Alberto Méndez

Personal information
- Full name: Alberto Méndez Rodríguez
- Date of birth: 24 October 1974 (age 51)
- Place of birth: Nuremberg, West Germany
- Height: 1.80 m (5 ft 11 in)
- Position: Midfielder

Senior career*
- Years: Team / Apps / (Gls)
- 1996–1997: SC Feucht
- 1997–2002: Arsenal / 4 / (0)
- 1999: → AEK Athens (loan) / 11 / (0)
- 1999–2000: → SpVgg Unterhaching (loan) / 6 / (0)
- 2001–2002: → Racing Ferrol (loan) / 17 / (2)
- 2002–2003: Racing Ferrol / 33 / (4)
- 2003–2004: Terrassa / 14 / (1)
- 2004–2005: SC Feucht / 19 / (5)
- 2005–2006: SpVgg Bayreuth / 21 / (3)
- 2006–2007: Darmstadt 98 / 27 / (8)
- 2007–2008: SV Sandhausen / 23 / (4)
- 2009–2010: SpVgg Weiden / 26 / (7)
- Total:  / 201 / (34)

Managerial career
- 2011–2013: FC Amberg

= Alberto Méndez (footballer) =

German footballer (born 1974)

Alberto Méndez Rodríguez (born 24 October 1974) is a German former professional footballer who played as a midfielder.

==Career==
Born in Nuremberg, West Germany of Galician descent, Méndez was discovered by Arsenal and Arsène Wenger playing for German non-league side 1. SC Feucht, and signed for the English club in the 1997 summer. He made his debut with the main squad in a League Cup match against Birmingham City on 14 October as a substitute, and scored the final goal in a 4–1 home win.

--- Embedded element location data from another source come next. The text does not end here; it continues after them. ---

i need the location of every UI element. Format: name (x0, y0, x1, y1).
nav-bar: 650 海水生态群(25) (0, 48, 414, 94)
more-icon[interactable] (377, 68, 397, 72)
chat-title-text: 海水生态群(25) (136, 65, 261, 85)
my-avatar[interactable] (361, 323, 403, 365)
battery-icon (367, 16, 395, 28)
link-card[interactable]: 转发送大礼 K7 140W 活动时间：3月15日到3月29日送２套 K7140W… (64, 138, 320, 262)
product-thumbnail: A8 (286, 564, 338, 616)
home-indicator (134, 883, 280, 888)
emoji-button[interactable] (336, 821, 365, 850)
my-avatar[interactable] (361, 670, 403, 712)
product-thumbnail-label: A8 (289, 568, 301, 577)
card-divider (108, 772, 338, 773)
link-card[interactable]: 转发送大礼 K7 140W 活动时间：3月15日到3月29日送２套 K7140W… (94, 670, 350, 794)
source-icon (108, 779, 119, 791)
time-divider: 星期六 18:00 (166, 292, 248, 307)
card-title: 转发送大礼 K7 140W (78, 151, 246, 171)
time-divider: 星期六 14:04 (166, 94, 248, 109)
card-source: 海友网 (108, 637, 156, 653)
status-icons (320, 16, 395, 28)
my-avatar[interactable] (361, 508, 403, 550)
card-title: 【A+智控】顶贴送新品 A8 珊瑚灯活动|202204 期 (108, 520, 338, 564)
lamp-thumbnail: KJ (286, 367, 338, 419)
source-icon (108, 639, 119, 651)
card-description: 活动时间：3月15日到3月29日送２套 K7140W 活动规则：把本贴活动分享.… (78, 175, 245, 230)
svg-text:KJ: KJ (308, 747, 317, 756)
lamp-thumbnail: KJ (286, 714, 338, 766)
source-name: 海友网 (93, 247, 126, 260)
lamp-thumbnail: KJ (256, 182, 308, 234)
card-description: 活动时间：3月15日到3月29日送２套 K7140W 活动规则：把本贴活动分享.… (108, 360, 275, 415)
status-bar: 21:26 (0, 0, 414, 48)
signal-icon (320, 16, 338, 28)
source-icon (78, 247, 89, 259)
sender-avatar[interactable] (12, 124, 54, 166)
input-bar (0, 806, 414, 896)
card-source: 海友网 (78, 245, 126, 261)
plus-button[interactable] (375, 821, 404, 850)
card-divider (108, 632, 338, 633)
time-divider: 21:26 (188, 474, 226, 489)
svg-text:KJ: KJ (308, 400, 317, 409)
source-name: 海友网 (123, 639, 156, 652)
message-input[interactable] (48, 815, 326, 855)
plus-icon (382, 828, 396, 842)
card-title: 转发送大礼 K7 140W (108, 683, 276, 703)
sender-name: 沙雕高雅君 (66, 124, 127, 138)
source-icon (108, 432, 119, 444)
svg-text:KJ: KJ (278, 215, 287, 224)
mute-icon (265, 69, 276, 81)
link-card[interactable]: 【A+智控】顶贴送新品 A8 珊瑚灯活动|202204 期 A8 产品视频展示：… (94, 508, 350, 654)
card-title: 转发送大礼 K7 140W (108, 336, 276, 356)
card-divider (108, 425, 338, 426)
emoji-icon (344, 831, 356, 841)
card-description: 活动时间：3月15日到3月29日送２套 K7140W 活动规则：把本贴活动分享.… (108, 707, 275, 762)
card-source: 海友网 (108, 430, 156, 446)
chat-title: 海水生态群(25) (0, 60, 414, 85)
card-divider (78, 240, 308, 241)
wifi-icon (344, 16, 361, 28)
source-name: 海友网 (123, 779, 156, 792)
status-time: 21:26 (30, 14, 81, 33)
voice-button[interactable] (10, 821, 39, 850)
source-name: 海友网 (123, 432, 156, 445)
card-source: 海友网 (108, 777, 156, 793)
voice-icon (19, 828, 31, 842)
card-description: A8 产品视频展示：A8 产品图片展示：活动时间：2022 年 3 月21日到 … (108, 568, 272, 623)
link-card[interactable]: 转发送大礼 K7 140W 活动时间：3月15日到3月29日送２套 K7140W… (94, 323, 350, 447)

However, Méndez could not establish himself in the Gunners' first team, and played in only eleven official matches – four of which were in the league – in five seasons, with one goal to his name. He had subsequent spells with AEK Athens, SpVgg Unterhaching (his only Bundesliga experience, which consisted in six appearances from the bench during the 1999–2000 campaign), Racing de Ferrol and Terrassa FC, the latter two in Spain's second division, before returning to Germany permanently in 2004, playing in the lower leagues well into his 30s.

Méndez joined Bavarian amateur club FC Amberg as a coach in 2011, but was dismissed in April 2013 despite considerable success overall.